Film review: Jackie – Natalie Portman portrays JFK’s widow in intimate and intelligent portrait
The assassination of the US president may be gloomy subject matter, but this film, which also stars Billy Crudup and John Hurt, avoids a history lesson in favour of in-depth character study
Jackie is funereal by nature, as it revolves around Jackie Kennedy’s plans for John F. Kennedy’s funeral. But despite the all-enveloping gloom it musters, the film is watchable until the end. This is partly because of Natalie Portman’s delicate, superlative performance as the widow, and partly because the script views a famous event from a perspective that we don’t usually see.

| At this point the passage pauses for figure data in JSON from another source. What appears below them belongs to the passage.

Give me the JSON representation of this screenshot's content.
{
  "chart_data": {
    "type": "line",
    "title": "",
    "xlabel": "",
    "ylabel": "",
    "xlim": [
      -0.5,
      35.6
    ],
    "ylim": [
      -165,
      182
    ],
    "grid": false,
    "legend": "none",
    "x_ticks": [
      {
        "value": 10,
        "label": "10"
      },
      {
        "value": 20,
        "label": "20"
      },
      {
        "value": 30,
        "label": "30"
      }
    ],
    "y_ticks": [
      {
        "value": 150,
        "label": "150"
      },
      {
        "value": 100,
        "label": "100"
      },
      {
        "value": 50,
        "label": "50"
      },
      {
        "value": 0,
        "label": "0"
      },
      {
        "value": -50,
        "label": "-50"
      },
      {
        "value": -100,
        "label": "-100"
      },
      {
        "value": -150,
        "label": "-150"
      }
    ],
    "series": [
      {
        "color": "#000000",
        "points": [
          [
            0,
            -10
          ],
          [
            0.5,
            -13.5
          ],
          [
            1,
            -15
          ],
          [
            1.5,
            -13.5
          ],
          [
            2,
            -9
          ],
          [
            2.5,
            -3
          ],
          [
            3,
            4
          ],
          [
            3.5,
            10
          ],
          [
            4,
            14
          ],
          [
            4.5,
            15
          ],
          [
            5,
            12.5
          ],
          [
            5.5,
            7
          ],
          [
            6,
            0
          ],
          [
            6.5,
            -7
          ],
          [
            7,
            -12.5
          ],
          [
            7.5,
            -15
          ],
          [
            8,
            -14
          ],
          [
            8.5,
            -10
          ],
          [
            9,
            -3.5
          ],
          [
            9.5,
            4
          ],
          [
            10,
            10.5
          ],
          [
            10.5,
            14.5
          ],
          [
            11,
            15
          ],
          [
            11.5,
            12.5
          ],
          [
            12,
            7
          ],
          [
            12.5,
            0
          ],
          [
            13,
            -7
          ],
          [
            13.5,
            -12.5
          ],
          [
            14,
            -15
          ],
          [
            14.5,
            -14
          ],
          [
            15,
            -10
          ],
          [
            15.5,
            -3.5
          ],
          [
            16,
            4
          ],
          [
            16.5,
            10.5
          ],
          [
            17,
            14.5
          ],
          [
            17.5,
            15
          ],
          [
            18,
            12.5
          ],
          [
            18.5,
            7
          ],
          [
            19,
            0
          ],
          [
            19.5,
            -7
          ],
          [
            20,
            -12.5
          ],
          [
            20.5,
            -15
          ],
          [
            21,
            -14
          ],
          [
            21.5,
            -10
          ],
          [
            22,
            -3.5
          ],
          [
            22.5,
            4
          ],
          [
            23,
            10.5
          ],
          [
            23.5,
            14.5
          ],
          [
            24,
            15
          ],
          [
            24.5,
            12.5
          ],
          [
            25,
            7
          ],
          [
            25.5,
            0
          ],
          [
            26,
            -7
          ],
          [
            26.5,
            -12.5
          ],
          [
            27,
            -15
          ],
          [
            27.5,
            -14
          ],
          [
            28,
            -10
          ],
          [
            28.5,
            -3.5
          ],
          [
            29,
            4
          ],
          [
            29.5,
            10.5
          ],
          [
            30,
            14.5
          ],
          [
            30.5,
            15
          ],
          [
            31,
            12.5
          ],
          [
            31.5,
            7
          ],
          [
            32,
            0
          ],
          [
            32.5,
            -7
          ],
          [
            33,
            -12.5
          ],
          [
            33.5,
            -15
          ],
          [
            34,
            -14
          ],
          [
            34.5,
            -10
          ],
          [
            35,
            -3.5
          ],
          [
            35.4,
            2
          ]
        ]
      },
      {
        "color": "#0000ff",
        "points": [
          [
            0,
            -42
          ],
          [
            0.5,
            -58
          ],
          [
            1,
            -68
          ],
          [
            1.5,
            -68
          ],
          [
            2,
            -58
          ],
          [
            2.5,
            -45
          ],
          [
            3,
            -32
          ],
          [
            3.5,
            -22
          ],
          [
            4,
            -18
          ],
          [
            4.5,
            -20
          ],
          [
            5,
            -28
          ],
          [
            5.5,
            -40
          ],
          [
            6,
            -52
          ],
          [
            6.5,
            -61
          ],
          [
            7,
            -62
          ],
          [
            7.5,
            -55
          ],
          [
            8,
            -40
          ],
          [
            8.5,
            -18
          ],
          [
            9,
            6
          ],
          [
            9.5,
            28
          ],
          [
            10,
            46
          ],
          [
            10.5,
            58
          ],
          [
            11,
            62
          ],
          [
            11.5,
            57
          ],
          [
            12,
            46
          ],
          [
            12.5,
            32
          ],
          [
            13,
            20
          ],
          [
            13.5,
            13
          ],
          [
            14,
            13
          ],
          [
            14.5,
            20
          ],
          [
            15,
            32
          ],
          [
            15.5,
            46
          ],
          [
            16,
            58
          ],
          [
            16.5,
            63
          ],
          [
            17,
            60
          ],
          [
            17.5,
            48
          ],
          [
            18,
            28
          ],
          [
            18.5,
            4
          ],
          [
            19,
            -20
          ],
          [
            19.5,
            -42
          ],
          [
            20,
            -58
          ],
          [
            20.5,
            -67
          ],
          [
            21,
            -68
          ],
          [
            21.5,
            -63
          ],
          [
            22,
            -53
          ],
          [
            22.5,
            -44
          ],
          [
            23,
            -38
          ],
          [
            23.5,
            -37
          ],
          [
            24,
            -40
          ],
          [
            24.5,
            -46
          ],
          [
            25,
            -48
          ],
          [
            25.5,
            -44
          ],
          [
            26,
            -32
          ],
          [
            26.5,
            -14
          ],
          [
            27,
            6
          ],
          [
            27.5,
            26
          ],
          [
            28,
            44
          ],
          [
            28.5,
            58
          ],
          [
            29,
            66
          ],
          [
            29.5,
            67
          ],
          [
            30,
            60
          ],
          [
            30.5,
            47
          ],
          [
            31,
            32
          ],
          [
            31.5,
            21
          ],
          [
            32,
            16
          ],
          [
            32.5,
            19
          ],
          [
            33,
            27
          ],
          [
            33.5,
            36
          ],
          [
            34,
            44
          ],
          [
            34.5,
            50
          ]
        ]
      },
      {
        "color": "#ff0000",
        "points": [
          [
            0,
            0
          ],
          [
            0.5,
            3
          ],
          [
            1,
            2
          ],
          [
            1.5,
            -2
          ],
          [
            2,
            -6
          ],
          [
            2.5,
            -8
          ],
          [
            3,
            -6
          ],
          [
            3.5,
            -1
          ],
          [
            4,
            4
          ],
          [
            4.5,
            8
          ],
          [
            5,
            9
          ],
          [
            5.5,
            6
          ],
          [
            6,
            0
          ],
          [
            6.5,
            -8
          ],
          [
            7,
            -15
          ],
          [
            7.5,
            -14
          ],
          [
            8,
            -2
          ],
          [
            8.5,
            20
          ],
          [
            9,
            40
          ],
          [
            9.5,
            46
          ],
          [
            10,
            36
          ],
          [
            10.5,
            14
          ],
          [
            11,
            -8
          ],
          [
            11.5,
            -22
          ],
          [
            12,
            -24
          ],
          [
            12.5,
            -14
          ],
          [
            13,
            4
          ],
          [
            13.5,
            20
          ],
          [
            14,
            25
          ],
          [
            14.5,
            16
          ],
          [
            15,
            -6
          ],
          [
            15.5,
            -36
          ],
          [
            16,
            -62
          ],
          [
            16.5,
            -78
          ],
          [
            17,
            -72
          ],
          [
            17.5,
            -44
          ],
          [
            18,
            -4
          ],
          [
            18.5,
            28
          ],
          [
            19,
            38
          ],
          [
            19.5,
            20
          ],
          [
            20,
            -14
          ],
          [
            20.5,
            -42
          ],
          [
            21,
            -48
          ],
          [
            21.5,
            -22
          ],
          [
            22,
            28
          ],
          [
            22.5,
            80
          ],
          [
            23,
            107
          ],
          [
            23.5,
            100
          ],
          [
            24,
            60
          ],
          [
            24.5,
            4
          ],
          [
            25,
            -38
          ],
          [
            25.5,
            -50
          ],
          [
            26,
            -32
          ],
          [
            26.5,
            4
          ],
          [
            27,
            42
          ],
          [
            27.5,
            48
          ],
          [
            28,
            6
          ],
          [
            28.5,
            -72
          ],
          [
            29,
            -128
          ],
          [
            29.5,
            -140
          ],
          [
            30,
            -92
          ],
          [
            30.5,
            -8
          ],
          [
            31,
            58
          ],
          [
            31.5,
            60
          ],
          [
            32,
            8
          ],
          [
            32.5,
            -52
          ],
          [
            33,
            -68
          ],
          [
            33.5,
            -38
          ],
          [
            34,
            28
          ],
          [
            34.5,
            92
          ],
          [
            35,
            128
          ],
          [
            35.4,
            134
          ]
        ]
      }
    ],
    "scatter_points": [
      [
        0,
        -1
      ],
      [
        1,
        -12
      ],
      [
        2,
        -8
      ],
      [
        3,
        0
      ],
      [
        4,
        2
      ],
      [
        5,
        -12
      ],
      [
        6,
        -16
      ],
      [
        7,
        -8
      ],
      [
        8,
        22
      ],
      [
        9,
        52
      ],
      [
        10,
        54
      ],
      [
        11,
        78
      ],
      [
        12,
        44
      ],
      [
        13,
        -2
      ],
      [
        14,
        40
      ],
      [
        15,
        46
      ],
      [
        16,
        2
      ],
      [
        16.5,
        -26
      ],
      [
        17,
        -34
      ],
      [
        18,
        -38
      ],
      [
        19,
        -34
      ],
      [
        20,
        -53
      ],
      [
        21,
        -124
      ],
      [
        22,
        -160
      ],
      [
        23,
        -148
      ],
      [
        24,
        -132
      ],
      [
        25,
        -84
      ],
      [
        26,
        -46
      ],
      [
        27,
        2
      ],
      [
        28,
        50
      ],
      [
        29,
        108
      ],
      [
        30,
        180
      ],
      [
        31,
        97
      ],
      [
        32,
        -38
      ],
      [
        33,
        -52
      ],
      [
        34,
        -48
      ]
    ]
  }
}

Viewers who can stomach morbidity will find a sharp and intelligent film, which begins after the assassination of JFK in 1963, with Jackie inviting a journalist (Billy Crudup) from Life magazine to listen to her version of the events.
We see some grainy black-and-white footage of her showing a television crew around the White House in a time before the assassination, but most of the flashbacks take place immediately after the event.
Jackie wants everyone to march eight blocks beside the coffin to the service, but the Secret Service are understandably scared stiff of another murder attempt. Meanwhile, the new president, Lyndon Johnson (John Carroll Lynch), tries to jockey his way out of JFK’s overpowering shadow.
Politics is given a back seat, and that’s what makes Jackie interesting – it unspools as a deep character study of its subject rather than a history lesson. Director Pablo Larrain ( No ) doesn’t hold back, and even has Jackie describe the moment of the bullet’s impact to the cameras. The result is a sad and poignant view of a true American tragedy.